Bayangan itu berdiri di antara dirinya dan Pendeta Iblis. Seluruh tubuhnya terbalut kain hitam, bahkan wajahnya pun tertutup rapat, hanya sepasang mata pucat tanpa cahaya yang menatap lurus ke arah Liu Lu, membuatnya merasa seolah beberapa ulat dingin dan licin merayap di tubuhnya.
“Lihat saja, anak muda, hari ini kau akan merasakan kehebatan Pendeta ini! Hahaha!” Pendeta Iblis tertawa terbahak-bahak di belakang bayangan hitam itu, kedua tangannya membentuk mudra, jelas dia yang mengendalikan sosok misterius berbalut kain hitam itu.
“Siap!”
“Pak!” Ular Salju Pemutus Jiwa meluncur dari langit, badan besarnya membekas parit dalam di tanah, menganga lebar ke arah manusia misterius berbalut kain hitam. Tubuhnya berlumuran darah, jelas itu darah harimau malang yang baru saja mati.
“Saudara Ular, hati-hati, ‘ketan hitam’ itu bukan manusia biasa.” Liu Lu memperingatkan Ular Salju Pemutus Jiwa lewat telepati.

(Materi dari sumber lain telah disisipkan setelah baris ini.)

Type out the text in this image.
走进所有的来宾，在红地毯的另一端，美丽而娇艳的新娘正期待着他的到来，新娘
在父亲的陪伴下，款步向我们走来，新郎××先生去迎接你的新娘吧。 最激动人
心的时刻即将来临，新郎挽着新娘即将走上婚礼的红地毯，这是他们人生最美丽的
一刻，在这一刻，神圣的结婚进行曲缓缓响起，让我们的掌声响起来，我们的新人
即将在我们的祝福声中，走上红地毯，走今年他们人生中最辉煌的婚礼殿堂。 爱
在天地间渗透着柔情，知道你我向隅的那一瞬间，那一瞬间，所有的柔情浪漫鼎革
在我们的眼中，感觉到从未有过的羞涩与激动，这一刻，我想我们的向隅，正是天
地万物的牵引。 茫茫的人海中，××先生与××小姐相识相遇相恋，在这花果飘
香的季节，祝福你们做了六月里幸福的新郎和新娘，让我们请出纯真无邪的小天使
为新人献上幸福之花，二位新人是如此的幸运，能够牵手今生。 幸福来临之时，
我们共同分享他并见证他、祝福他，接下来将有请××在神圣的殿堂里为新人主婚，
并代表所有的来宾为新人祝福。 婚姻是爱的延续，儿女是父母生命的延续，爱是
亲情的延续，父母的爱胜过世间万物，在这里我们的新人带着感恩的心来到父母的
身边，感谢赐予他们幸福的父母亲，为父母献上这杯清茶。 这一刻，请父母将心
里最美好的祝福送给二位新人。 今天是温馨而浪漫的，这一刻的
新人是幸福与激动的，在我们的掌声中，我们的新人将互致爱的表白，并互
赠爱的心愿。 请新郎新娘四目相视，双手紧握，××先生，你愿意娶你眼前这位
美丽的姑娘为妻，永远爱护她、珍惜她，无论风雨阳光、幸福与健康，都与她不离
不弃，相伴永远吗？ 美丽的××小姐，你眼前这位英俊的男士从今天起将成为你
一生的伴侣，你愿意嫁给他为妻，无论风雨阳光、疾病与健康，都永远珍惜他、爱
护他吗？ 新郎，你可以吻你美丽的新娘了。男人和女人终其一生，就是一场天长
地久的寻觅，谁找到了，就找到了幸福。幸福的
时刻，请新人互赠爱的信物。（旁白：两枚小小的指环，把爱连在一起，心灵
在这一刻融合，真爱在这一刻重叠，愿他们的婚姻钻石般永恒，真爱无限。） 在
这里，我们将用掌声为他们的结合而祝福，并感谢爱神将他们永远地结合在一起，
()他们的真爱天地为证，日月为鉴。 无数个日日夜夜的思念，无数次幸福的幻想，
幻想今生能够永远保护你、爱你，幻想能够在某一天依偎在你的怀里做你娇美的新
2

“Tak masalah, aku beracun.” Ular Salju Pemutus Jiwa justru tampak sangat percaya diri, perlahan mendekati manusia misterius berbalut kain hitam itu.
“Tidak, dia bukan orang hidup, dia tidak takut racunmu.” Liu Lu segera mengatur napas dan mengumpulkan energi dalamnya, berusaha memulihkan diri secepat mungkin. Serangan manusia misterius berbalut kain hitam tadi telah membuatnya terluka dalam.
“Apa?” Ular Salju Pemutus Jiwa tertegun, tak paham bagaimana orang mati bisa berdiri di depannya. Ia spontan berhenti mendekat, melingkar di tempat, lidahnya keluar masuk dengan waspada.
Pada saat itu, Pendeta Iblis baru sadar apa sebenarnya Ular Salju Pemutus Jiwa itu. Sebagai orang yang cukup berpengalaman, wajahnya langsung berubah sangat jelek, seperti baru kehilangan ayah kandungnya.
“Ular Salju Pemutus Jiwa? Anak muda, kau dari Gunung Menembus Awan?”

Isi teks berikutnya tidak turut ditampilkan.